Postmodification with Polycations Enhances Key Properties of Alginate-Based Multicomponent Microcapsules.

Postmodification of alginate-based microspheres with polyelectrolytes (PEs) is commonly used in the cell encapsulation field to control microsphere stability and permeability. However, little is known about how different applied PEs shape the microsphere morphology and properties, particularly in vivo. Here, we addressed this question using model multicomponent alginate-based microcapsules postmodified with PEs of different charge and structure. We found that the postmodification can enhance or impair the mechanical resistance and biocompatibility of microcapsules implanted into a mouse model, with polycations surprisingly providing the best results.

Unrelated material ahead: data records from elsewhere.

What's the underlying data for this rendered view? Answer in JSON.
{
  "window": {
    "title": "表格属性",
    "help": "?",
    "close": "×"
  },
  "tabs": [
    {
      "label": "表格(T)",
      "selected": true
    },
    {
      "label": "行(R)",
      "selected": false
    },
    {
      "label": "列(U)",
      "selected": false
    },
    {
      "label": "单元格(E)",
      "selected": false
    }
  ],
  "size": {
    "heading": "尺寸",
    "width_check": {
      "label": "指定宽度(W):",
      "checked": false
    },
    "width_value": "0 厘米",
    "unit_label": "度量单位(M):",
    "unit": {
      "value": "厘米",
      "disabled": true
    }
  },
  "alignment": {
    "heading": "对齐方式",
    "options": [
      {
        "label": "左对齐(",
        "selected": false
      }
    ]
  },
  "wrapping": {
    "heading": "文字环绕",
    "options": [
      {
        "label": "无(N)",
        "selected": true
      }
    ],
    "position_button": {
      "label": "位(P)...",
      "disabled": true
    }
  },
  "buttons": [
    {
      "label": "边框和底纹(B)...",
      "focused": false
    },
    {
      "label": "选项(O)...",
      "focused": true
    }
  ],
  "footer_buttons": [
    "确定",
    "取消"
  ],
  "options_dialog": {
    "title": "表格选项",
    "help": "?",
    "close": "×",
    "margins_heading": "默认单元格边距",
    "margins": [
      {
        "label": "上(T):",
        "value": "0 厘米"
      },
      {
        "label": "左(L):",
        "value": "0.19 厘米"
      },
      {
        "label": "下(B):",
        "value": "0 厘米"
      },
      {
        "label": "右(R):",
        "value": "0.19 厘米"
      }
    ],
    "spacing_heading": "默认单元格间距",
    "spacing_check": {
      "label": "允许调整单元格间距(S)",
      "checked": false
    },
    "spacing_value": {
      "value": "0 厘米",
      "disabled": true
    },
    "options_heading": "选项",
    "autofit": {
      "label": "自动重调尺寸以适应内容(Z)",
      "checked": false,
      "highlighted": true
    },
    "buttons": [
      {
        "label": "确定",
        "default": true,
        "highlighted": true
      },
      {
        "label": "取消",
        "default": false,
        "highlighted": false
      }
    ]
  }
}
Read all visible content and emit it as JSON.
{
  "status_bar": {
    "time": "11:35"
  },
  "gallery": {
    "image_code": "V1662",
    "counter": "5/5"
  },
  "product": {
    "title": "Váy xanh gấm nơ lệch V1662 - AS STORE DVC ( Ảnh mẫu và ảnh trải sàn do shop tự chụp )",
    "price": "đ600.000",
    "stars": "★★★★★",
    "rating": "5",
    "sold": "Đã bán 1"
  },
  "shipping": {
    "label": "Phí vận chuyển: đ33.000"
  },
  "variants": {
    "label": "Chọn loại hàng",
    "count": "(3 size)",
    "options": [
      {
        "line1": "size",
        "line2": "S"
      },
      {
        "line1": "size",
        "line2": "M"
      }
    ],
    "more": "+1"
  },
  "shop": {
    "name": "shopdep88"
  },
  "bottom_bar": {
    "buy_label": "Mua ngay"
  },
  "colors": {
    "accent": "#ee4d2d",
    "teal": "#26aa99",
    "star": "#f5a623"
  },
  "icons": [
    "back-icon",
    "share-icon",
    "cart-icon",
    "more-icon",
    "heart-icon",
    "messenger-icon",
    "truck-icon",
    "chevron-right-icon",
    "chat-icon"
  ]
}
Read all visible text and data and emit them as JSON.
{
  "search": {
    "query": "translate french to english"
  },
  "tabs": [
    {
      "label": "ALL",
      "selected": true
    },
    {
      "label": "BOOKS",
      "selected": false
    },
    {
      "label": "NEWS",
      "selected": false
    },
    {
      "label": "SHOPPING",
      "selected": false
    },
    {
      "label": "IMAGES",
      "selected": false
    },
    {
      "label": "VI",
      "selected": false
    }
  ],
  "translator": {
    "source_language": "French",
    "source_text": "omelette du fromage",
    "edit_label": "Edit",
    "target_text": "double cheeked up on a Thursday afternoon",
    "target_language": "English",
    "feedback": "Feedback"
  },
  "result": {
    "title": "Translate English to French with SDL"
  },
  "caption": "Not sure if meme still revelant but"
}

Confocal Raman microscopy and confocal laser scanning microscopy (CLSM) analyses revealed stable interpolyelectrolyte complex layers within the parent microcapsule, hindering the access of higher molar weight PEs into the microcapsule core. All microcapsules showed negative surface zeta potential, indicating that the postmodification PEs get hidden within the microcapsule membrane, which agrees with CLSM data. Human whole blood assay revealed complex behavior of microcapsules regarding their inflammatory and coagulation potential. Importantly, most of the postmodification PEs, including polycations, were found to be benign toward the encapsulated model cells.